Newton, Sir Isaac

Short Biographical Dictionary of English Literature by John W. Cousin

(1642-1727)


Natural philosopher, b. at Woolsthorpe, Lincolnshire, the s. of a small landed proprietor, and ed. at the Grammar School of Grantham and at Trinity Coll., Camb. By propounding the binomial theorem, the differential calculus, and the integral calculus, he began in 1665 the wonderful series of discoveries in pure mathematics, optics, and physics, which place him in the first rank of the philosophers of all time. He was elected Lucasian Prof. of Mathematics at Camb. in 1669, and a Fellow of the Royal Society in 1672, over which body he presided for 25 years from 1703. In the same year his new theory of flight was pub. in a paper before the society. His epoch-making discovery of the law of universal gravitation was not promulgated until 1687, though the first glimpse of it had come to him so early as 1665. The discovery of fluxions, which he claimed, was contested by Leibnitz, and led to a long and bitter controversy between the two philosophers.

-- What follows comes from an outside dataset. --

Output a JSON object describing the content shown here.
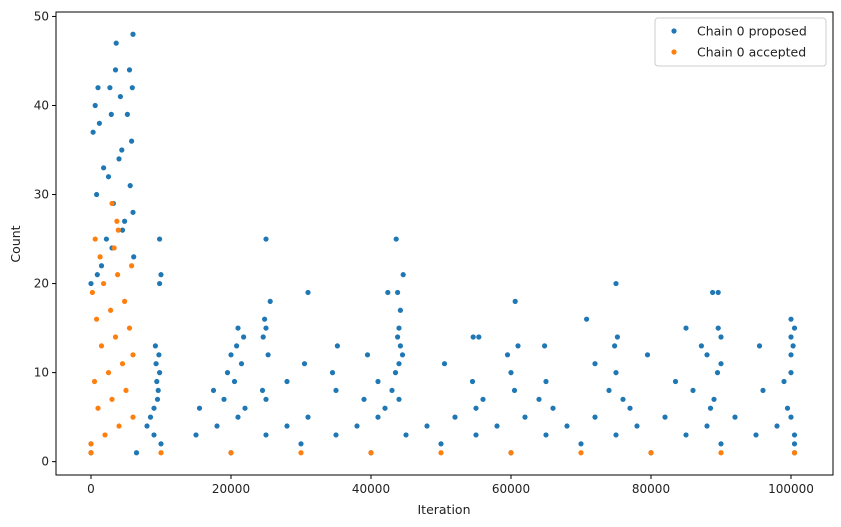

He twice sat in Parliament for his Univ., and was Master of the Mint from 1699, in which capacity he presented reports on the coinage. He was knighted in 1705, and d. at Kensington in 1727. For a short time, after an unfortunate accident by which a number of invaluable manuscripts were burned, he suffered from some mental aberration. His writings fall into two classes, scientific and theological. In the first are included his famous treatises, Light and Colours (1672), Optics (1704), the Principia (1687), in Latin, its full title being Philosophiæ Naturalis Principia Mathematica. In the second are his Observations upon the Prophecies of Holy Writ and An Historical Account of Two Notable Corruptions of Scripture. In character N. was remarkable for simplicity, humility, and gentleness, with a great distaste for controversy, in which, nevertheless, he was repeatedly involved. Life by Sir D. Brewster, second ed., 1855, etc.